Win or lose, give the cadets from Air Force an afternoon to remember Saturday. And remember in a good way, not in the manner that might forever haunt young men who pledged their devotion to our country.

On Saturday, two schools separated by 75 miles as the fighter jets fly will reconvene on the football field for the first time in 45 years. It has been 46 years since the Front Range programs last met in Boulder. There’s a reason for that.

Quite simply, Boulder wasn’t nice to the Cadets during the matchups in the 1960s and 70s set against the backdrop of the Vietnam War. Buffs fans should do their best to make amends this weekend.

One week after a thrilling scene unfolded at Folsom Field, with the Buffs rallying for a 34-31 overtime win against Nebraska that touched off a jubilant on-field celebration for players and fans alike, the visit by Air Force is perhaps a good moment to take a deep breath and remember, at the end of the day, it’s still just a game.

The folks lining up across from the Buffs Saturday morning no doubt will pour every ounce of spirit and energy they own into each and every play. Soon, though, most will move on to bigger, more important duties. Some of those duties will involve putting their lives on the line for the red, white and blue. For our country. In another era, anti-war protestors didn’t differentiate their ire between the policy-makers and the foot soldiers — in this case, the cadets — tasked with carrying out those policies. It led to myriad ugly incidents at the games, around campus, and around town.

Nothing that transpires this weekend will erase the ugliness that forced the end of a series being renewed for the first time in 45 years. But Buffs fans have it in their power to write a new chapter.

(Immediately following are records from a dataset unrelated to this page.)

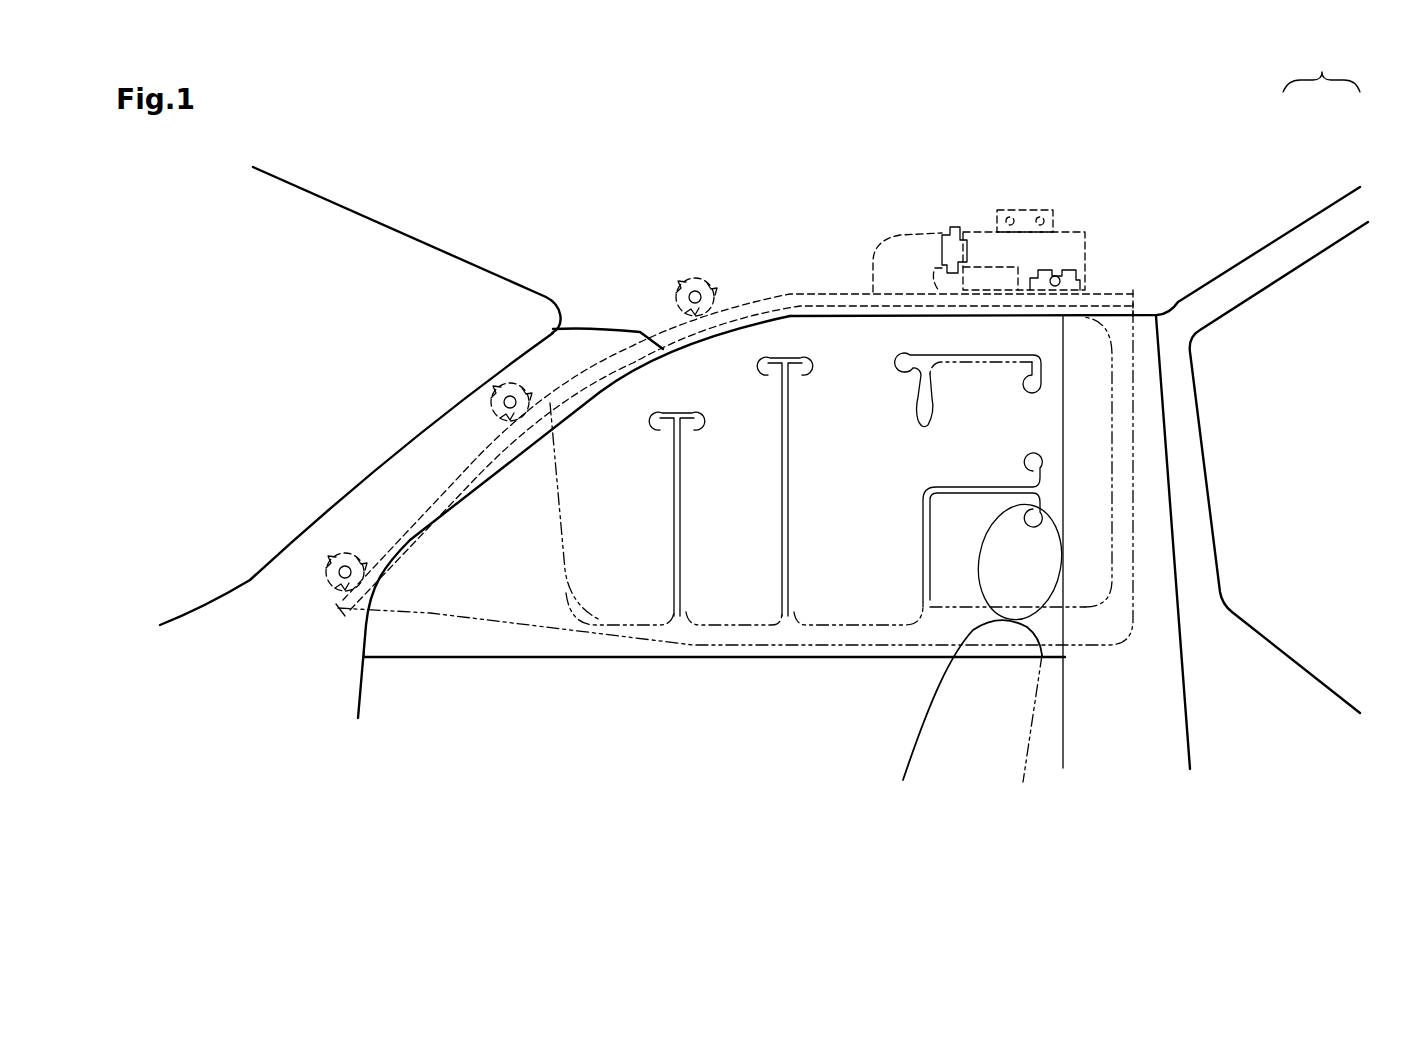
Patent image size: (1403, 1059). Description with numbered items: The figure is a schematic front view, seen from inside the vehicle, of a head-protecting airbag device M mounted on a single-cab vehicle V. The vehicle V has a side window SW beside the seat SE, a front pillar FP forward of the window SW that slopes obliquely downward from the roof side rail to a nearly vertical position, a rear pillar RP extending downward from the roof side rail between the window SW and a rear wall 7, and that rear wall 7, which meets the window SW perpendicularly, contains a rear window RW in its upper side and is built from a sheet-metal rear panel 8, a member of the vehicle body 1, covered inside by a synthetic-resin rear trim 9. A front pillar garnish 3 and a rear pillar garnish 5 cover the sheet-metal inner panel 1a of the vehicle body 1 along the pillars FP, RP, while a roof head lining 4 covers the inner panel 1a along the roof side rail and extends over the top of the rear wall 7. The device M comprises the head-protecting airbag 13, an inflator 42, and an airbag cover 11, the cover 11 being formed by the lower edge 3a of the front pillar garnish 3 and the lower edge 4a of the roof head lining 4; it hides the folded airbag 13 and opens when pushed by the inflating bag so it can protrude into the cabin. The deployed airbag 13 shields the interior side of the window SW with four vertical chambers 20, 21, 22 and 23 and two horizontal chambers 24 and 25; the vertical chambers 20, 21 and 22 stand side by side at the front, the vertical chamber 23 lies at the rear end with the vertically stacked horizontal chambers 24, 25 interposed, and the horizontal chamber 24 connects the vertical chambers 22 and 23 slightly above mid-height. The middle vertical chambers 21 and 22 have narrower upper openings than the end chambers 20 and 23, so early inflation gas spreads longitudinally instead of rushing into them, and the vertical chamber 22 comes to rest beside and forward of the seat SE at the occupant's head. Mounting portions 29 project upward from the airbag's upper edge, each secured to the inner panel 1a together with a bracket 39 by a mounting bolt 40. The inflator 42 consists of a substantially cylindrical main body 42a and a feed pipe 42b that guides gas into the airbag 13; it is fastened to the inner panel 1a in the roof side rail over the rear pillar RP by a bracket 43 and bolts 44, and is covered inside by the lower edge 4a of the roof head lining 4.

The vehicle body 1 is at (572, 374).
The inner panel 1a is at (363, 493).
The front pillar garnish 3 is at (438, 436).
The lower edge of the front pillar garnish 3a is at (440, 510).
The roof head lining 4 is at (1120, 290).
The lower edge of the roof head lining 4a is at (843, 317).
The rear pillar garnish 5 is at (1157, 550).
The rear wall 7 is at (1321, 64).
The rear panel 8 is at (1315, 232).
The rear trim 9 is at (1347, 207).
The airbag cover 11 is at (665, 463).
The head-protecting airbag 13 is at (640, 330).
The vertical chamber 20 is at (625, 611).
The vertical chamber 21 is at (736, 614).
The vertical chamber 22 is at (857, 614).
The vertical chamber 23 is at (1100, 467).
The horizontal chamber 24 is at (967, 433).
The horizontal chamber 25 is at (943, 530).
The mounting portion 29 is at (502, 375).
The bracket 39 is at (520, 387).
The mounting bolt 40 is at (515, 423).
The inflator 42 is at (1070, 198).
The main body 42a is at (985, 240).
The feed pipe 42b is at (962, 233).
The bracket 43 is at (1025, 292).
The bolts 44 is at (1040, 212).
The front pillar FP is at (266, 557).
The head-protecting airbag device M is at (1158, 262).
The single-cab vehicle V is at (390, 742).
The side window SW is at (680, 650).
The seat SE is at (1030, 764).
The rear window RW is at (1291, 643).
The rear pillar RP is at (1185, 744).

If you see a cadet around campus or the stadium, shake his or her hand. Tell them thank you. Wish them safety and good fortune in whatever endeavors come next in service to our country. When the game is over, regardless of the score, give those Falcons a round of applause. It’s the very least anyone can do.

Now, on to the football.

It will be interesting to see how the Mel Tucker-led Buffs respond after last week’s emotional comeback. Air Force plays tough against anyone and everyone, and the Falcons run their option attack with such speed and efficiency it can cause headaches for any defense. It was telling when Tucker admitted during the preseason his Buffs were spending a portion of each practice prepping for AFA’s option — a rare departure for the typical coach speak of we’re-not-looking-past-our-next-foe.

This matchup is where the mental toughness Tucker has attempted to infuse into the CU program could come to the forefront. Certainly it was on display during the comeback against the Cornhuskers, but it also was during last year’s stirring win at Nebraska. A year ago the Buffs weren’t tasked with immediately repeating that performance against a challenging foe — CU returned home and hardly needed to break a sweat in dismantling FCS-level New Hampshire 45-14. And the seven-game losing streak soon to follow that spelled the end of the Mike MacIntyre coaching tenure showcased the absolute antithesis of mental toughness.

Backing the Nebraska win with another sharp performance would set the Buffs up well for the start of Pac-12 Conference play, as CU begins the league slate with the two most favorable matchups on its Pac-12 schedule in Arizona State and Arizona.

But first the Buffs must repel the Air Force assault. With respect all around.